Falling apart

As a break from the usual routine of getting on and off planes, I have had the luxury of a whole month in Senegal.

"Great!" I thought, "I'll finally have time to get to see some Senegalese wrestling, to spend a day with my maid shopping for ingredients and learning how to turn them into the national dish, Thie-bou-dienne (an upmarket fish-and-rice-and vegetable concoction), to go to the gym, to go to the market and buy some African fabrics to get some clothes made..." But no, my employers managed to find two extra projects for me to work on so I have shuttled between home and the office and had time for very little else.

So what I had hoped would be a really upbeat post about some of the great experiences of living in Dakar is not to be. Instead it is yet another sigh of frustration about the fact that everything here always BREAKS or FALLS APART.

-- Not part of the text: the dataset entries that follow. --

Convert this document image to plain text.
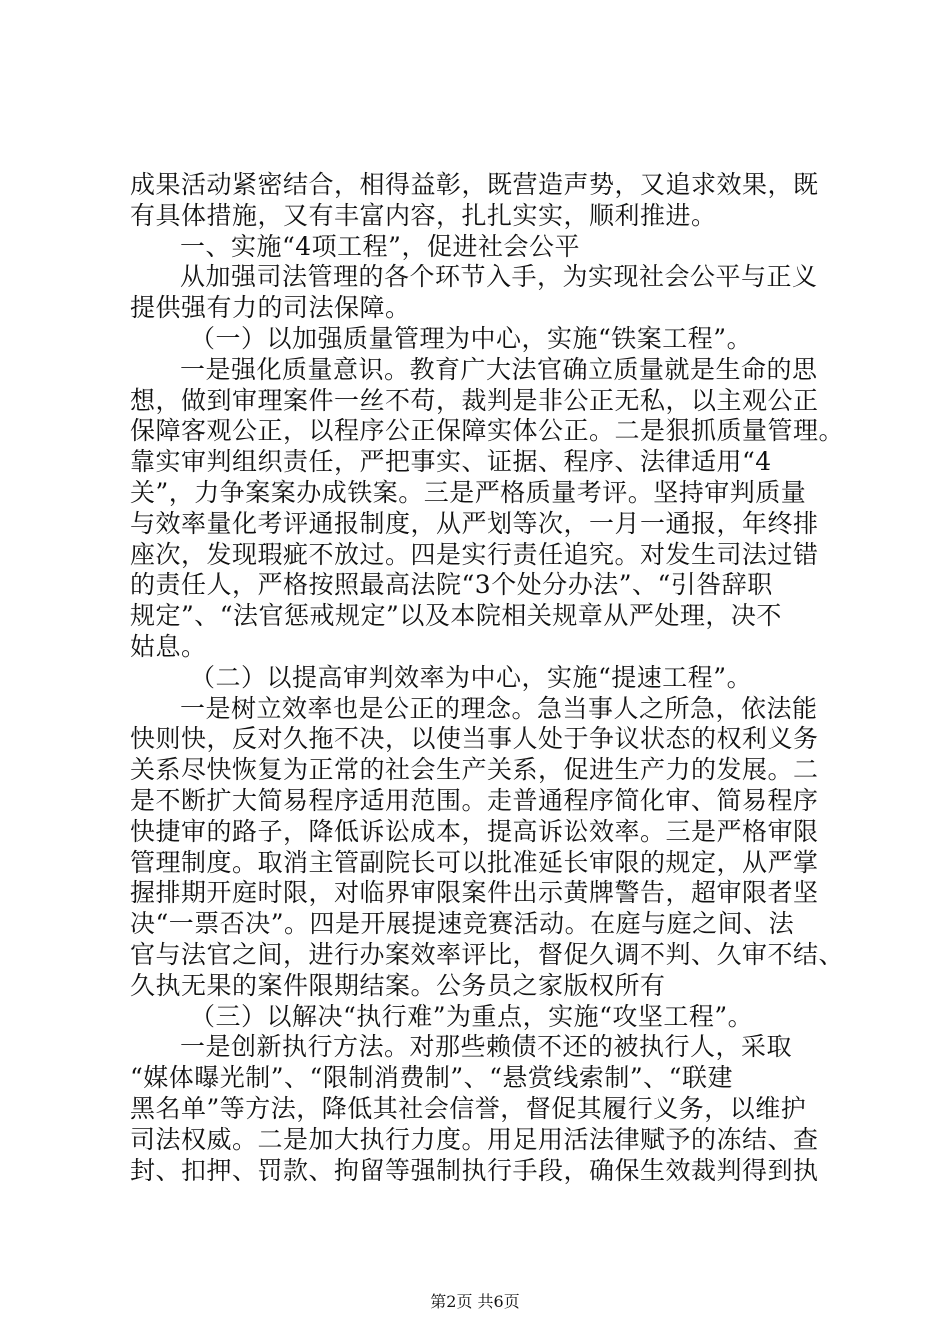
成果活动紧密结合，相得益彰，既营造声势，又追求效果，既
有具体措施，又有丰富内容，扎扎实实，顺利推进。
一、实施“4项工程”，促进社会公平
从加强司法管理的各个环节入手，为实现社会公平与正义
提供强有力的司法保障。
（一）以加强质量管理为中心，实施“铁案工程”。
一是强化质量意识。教育广大法官确立质量就是生命的思
想，做到审理案件一丝不苟，裁判是非公正无私，以主观公正
保障客观公正，以程序公正保障实体公正。二是狠抓质量管理。
靠实审判组织责任，严把事实、证据、程序、法律适用“4
关”，力争案案办成铁案。三是严格质量考评。坚持审判质量
与效率量化考评通报制度，从严划等次，一月一通报，年终排
座次，发现瑕疵不放过。四是实行责任追究。对发生司法过错
的责任人，严格按照最高法院“3个处分办法”、“引咎辞职
规定”、“法官惩戒规定”以及本院相关规章从严处理，决不
姑息。
（二）以提高审判效率为中心，实施“提速工程”。
一是树立效率也是公正的理念。急当事人之所急，依法能
快则快，反对久拖不决，以使当事人处于争议状态的权利义务
关系尽快恢复为正常的社会生产关系，促进生产力的发展。二
是不断扩大简易程序适用范围。走普通程序简化审、简易程序
快捷审的路子，降低诉讼成本，提高诉讼效率。三是严格审限
管理制度。取消主管副院长可以批准延长审限的规定，从严掌
握排期开庭时限，对临界审限案件出示黄牌警告，超审限者坚
决“一票否决”。四是开展提速竞赛活动。在庭与庭之间、法
官与法官之间，进行办案效率评比，督促久调不判、久审不结、
久执无果的案件限期结案。公务员之家版权所有
（三）以解决“执行难”为重点，实施“攻坚工程”。
一是创新执行方法。对那些赖债不还的被执行人，采取
“媒体曝光制”、“限制消费制”、“悬赏线索制”、“联建
黑名单”等方法，降低其社会信誉，督促其履行义务，以维护
司法权威。二是加大执行力度。用足用活法律赋予的冻结、查
封、扣押、罚款、拘留等强制执行手段，确保生效裁判得到执
第2页 共6页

For the last week my water heater has been heating away, night and day, acting like a giant radiator (which is not what you need when the average daily temperature now is around 36°C), but I have been too busy to get anyone in to fix it. Gradually though the wall next to the heater warmed up, the floor tiles beneath it warmed up, and finally the plant on the other side of the wall withered and died - so I knew that I would have to call someone today. But I was just too late. I went into the bathroom this morning to find it was not heating - and there was no hot water - and when I went to check that the power switch was on, I found the switch had melted...

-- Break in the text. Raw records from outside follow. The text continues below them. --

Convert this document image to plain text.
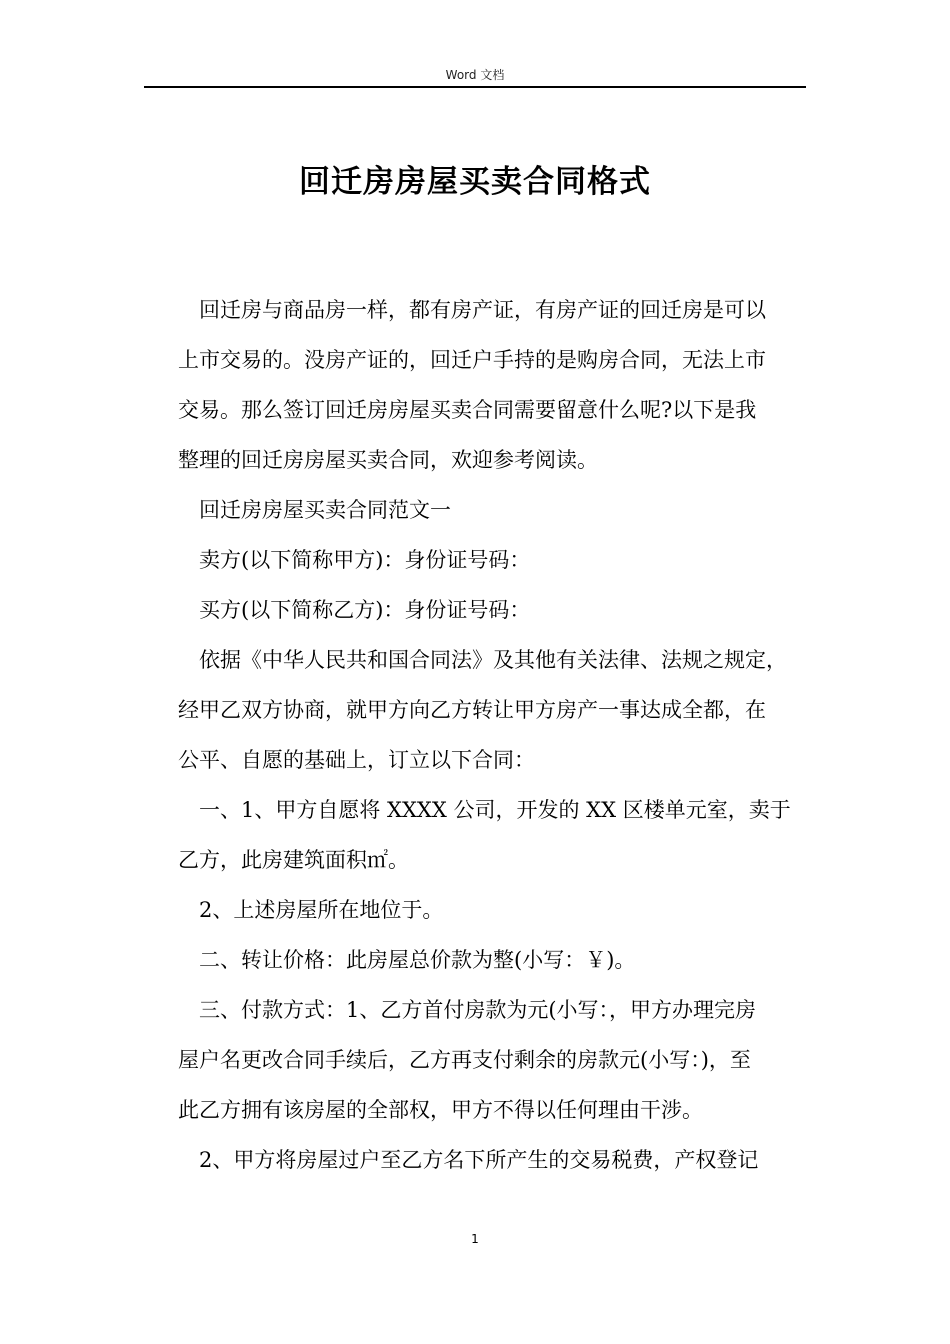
Word 文档
回迁房房屋买卖合同格式
回迁房与商品房一样，都有房产证，有房产证的回迁房是可以
上市交易的。没房产证的，回迁户手持的是购房合同，无法上市
交易。那么签订回迁房房屋买卖合同需要留意什么呢?以下是我
整理的回迁房房屋买卖合同，欢迎参考阅读。
回迁房房屋买卖合同范文一
卖方(以下简称甲方)：身份证号码：
买方(以下简称乙方)：身份证号码：
依据《中华人民共和国合同法》及其他有关法律、法规之规定，
经甲乙双方协商，就甲方向乙方转让甲方房产一事达成全都，在
公平、自愿的基础上，订立以下合同：
一、1、甲方自愿将 XXXX 公司，开发的 XX 区楼单元室，卖于
乙方，此房建筑面积㎡。
2、上述房屋所在地位于。
二、转让价格：此房屋总价款为整(小写：￥)。
三、付款方式：1、乙方首付房款为元(小写：，甲方办理完房
屋户名更改合同手续后，乙方再支付剩余的房款元(小写：)，至
此乙方拥有该房屋的全部权，甲方不得以任何理由干涉。
2、甲方将房屋过户至乙方名下所产生的交易税费，产权登记
1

Then this afternoon as I walked the hundred metres between offices I thought my shoes felt strange. I examined them when I got in, to find that the heels (of both) had come unstuck from the soles - I doubt I will make it home tonight before they fall off completely.

Oh, and if as the normal falling apart isn't good enough, the ants try to make it worse. They keep erupting into the house through little holes in the cement between the floor tiles. As soon as I pour boiling water down one and cover it with polyfilla they must start digging away again from their nest in the foundations, and sure enough another little hole appears somewhere else and up they come. Thankfully these are not the biting kind of ants, but I still don't like being woken up by one trying to get in my ear, as I was this morning.


Anonymous said...

I can empathise about the ants... they can be such a pain. I've taken to immolating them with a butane lighter :P

Louise said...

Are you allowed to comment on your own blog??

This week the sole has fallen off one sandal and one trainer, the handle has fallen off my one remaining working saucepan lid and the micorwave turntable has stopped turning.

Sometimes I wonder whether living barefoot in a mud hut, and cooking over the fire, isn't actually better suited to the environmental conditions in this part of the world!